Recently I found myself thinking about that perfect place to write. My husband and I were lucky enough to spend a few days after New Year’s at our favorite place on the planet—the Grand Canyon. We had rented a cabin only steps from the South Rim. In the winter there are much fewer tourists around than during the summer, so it was almost idyllic. However, it was frickin’ freezing! The low in the morning was -2º; the wind chill took it to -10 º, but if we were lucky, it warmed up to maybe 28 º during the day. Now, I’m not a native Arizonan, but after 25 years in Tucson, I’m pretty spoiled by mild winters the rest of the country only dreams about. Trying to hike snow-covered trails in -10 º slashing wind is not exactly my definition of relaxing.
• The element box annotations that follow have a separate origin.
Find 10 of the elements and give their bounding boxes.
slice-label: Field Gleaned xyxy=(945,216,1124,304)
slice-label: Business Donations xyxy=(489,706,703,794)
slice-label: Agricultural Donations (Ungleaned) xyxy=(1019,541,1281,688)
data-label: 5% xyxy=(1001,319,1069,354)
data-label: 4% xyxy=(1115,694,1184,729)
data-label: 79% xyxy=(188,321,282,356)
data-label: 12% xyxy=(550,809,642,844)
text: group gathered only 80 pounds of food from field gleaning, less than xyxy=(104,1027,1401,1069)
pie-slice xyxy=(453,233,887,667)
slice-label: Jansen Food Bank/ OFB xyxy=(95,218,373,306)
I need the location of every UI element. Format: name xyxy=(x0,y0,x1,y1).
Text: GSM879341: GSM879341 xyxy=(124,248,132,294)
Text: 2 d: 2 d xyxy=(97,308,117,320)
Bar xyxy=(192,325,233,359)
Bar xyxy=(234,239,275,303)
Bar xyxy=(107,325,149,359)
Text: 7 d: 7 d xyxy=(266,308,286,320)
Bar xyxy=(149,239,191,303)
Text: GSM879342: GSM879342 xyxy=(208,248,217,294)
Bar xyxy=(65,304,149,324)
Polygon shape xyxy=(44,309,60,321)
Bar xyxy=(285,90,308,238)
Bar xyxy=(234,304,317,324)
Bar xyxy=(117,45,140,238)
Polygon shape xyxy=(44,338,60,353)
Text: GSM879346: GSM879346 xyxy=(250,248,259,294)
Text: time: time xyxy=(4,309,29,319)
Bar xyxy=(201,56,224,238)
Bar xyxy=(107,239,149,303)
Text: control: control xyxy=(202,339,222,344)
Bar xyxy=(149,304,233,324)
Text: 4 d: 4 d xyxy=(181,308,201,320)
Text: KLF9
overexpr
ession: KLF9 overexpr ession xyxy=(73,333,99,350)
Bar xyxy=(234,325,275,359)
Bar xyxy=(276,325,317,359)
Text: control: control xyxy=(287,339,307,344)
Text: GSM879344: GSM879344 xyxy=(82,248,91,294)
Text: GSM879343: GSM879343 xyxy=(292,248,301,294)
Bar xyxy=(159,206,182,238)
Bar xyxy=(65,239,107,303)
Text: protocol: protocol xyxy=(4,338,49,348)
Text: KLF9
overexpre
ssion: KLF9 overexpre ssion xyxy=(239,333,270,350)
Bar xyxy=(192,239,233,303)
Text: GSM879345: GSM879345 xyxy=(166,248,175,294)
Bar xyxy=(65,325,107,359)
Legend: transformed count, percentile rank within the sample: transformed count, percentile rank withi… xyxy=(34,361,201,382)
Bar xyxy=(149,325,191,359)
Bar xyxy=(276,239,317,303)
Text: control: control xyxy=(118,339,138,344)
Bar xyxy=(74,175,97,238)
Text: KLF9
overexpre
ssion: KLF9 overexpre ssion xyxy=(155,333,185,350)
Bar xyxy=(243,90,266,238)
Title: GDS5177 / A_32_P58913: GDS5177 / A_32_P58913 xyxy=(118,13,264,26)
We’d hike for a bit, feel our faces and fingers begin to go numb and duck into a restaurant for a cup of hot. Later we’d go out and face the wind again, but it really had to be taken in small doses, and those respites of toasty warm air and hot drinks felt like heaven.
I got to thinking how nice it would be to have my own cabin and at times like this, have a nice warm corner with big windows that looked out over the canyon. Full view of this scenic wonder, a hot cup of tea, maybe a couple of cookies for good measure or my cat sleeping on my desk … I could go for that. I’m not really sure how productive I’d be with that distracting view, but I’d sure like to try it out.
The best thing about the canyon is the solitude. Oh, I’m not talking about the area right behind Bright Angel Lodge where every tourist and their brothers gather to take that iconic picture on their cell phones. I’m talking about the wild spaces just yards down the trail where 99% of the tourists never go. When we were there, the most traveled areas were of course cleared of snow by the gazillions of feet that shuffled about, but we didn’t have to go very far before the trails were smothered in white stuff. Since we’re blessed with abundant sunlight here, the snow melts during the day and then refreezes at night, so there were plenty of places that were glassy with ice. It’s not hard to deduce that losing one’s balance at the edge of the Grand Canyon is not a good idea. Rather than take the slippery scenic rim trail, we opted for the deeper snow back amid the trees. The walking was easier and we didn’t have to be quite so careful. And it turned out we weren’t the only ones who thought that way.
We hadn’t been walking long when I wanted to stop and take a picture of the sparkly snow. Because of the low humidity here (single digits, usually), the snow tends to be powder dry, and the ice crystals sparkle like diamonds. It’s a beautiful phenomenon, but is hard to catch with a camera. Getting the right angle and the right light took some figuring. As I was working on that, my husband said, “Don’t move.”
I looked up and saw the most gorgeous mule deer staring back at me. We’d inadvertently taken the same unofficial trail as a large mulie doe and her year-old son who was just barely sporting nubs on his forehead. Being very used to all the people that mill about the canyon, the deer were not the least bit afraid of us, although they did keep their distance as we moved closer to them. They simply wandered a bit further off, but continued their slow grazing on tufts of green that broke through the snow. We enjoyed their company for many long minutes, taking plenty of pictures, then moved off to leave them in peace. It was time again to get out of the cold and back into the warmth of a cozy room.
Grand scenery, the peace of natural places, the beauty of wild creatures … yes, I could write in a place like that.
Anybody got a cabin they’re not using?